Era stanco e sapeva che anche quel respiro in lontananza lo era, ed esso era anche spaventato. Come lo era Niall.

Perchè, nonostante tutti quei mesi che aveva potuto pensare alla sua libertà. Quel pomeriggio gli sembrava così lontano, tutto tranne l'idea di avere una data di scadenza.

Quando Greg entrò nella sua stanza, non sapeva, ma in qualche modo era sicuro che qualcosa lo stava per ostacolare. E che quel ostacolo avrebbe messo in difficoltà anche quel respiro insicuro. Sapeva anche che quel respiro non lo avrebbe abbandonato, perchè se anche avrebbe provato paura sarebbe andato avanti, fino alla fine.

Conosce abbastanza bene quel respiro per dire che non si sarebbe arreso, e andavo avanti così loro due, con la speranza che l'altro non avrebbe mai smesso di sperare in qualcosa di più grande e probabilmente irraggiungibile.

Abbassò la testa dopo aver dato un'occhiata alla stanza numero 105, quella di sempre, quella che lo aveva accolto il primo giorno con una nota di pazzia. Non aveva mai urlato così tanto in vita sua, e non si dimenticherà mai dei visi delle persone che lo guardarono perdere per l'ultima volta il controllo, alcune erano inorridite perchè sapevano quello che aveva fatto, altre avevano una sfumatura di compassione, forse perchè vedere un ragazzo di neanche vent'anni essere ridotto così male era una brutta cosa.

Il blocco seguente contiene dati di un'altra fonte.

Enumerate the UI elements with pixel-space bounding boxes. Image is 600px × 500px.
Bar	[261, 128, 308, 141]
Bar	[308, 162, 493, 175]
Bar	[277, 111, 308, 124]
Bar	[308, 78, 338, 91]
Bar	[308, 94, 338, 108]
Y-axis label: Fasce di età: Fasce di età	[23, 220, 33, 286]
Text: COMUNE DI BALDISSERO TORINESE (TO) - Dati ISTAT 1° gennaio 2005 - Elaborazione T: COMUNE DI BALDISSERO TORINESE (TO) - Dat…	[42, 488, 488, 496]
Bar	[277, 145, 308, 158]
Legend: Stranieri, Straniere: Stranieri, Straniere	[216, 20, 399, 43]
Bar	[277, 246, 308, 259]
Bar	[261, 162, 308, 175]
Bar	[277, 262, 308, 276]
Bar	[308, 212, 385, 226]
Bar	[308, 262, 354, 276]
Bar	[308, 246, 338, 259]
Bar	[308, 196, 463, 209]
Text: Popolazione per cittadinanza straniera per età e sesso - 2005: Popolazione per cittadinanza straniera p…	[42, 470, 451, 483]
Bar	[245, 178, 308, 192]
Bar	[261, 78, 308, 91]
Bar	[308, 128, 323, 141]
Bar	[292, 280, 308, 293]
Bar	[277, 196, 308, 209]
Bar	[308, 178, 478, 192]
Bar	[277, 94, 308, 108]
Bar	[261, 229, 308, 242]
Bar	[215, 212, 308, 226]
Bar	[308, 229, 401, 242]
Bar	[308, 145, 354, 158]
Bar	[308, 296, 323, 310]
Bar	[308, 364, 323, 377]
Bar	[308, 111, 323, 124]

Si ricordava quando era rimasto in quella stanza da solo per giorni.

Appoggiò la testa sulle gambe, il respiro in lontananza si fece più forte e lui chiuse gli occhi.

E Zayn fece un altro passo lungo il corridoio, i suoi occhi saettarono da una porta di ferro all'altra, i numeri scritti spessi e in un nero, che risaltava anche fin troppo in tutto quel bianco, gli passarono davanti agli occhi.
Come prima cosa si impuntò verso la 105, si tirò giù la maglia verde e aggrottò le ciglia.

Dopo qualche passo si fermò, un cipiglio crebbe sul suo volto quando sentì un piccolo sussulto, quel respiro si era fermato e si era trasformato in un silenzioso pianto.

Zayn guardò la porta da cui proveniva il suono e si sentì quasi morire, era la sua. La stanza in cui aveva pianto fin troppe volte per quello che aveva perso.

Aprì la propria porta con cautela, aveva paura di quello che avrebbe trovato, invece gli fece solo male al petto.

Mavis era seduta sul letto, nell'angolo in cui esso si incontrava con il muro, era raggomitolata in se stessa mentre un pianto soffocato le usciva dalle labbra, Zayn aveva davanti il respiro angosciante ma non era sicuro di essere felice del fatto di averlo trovato.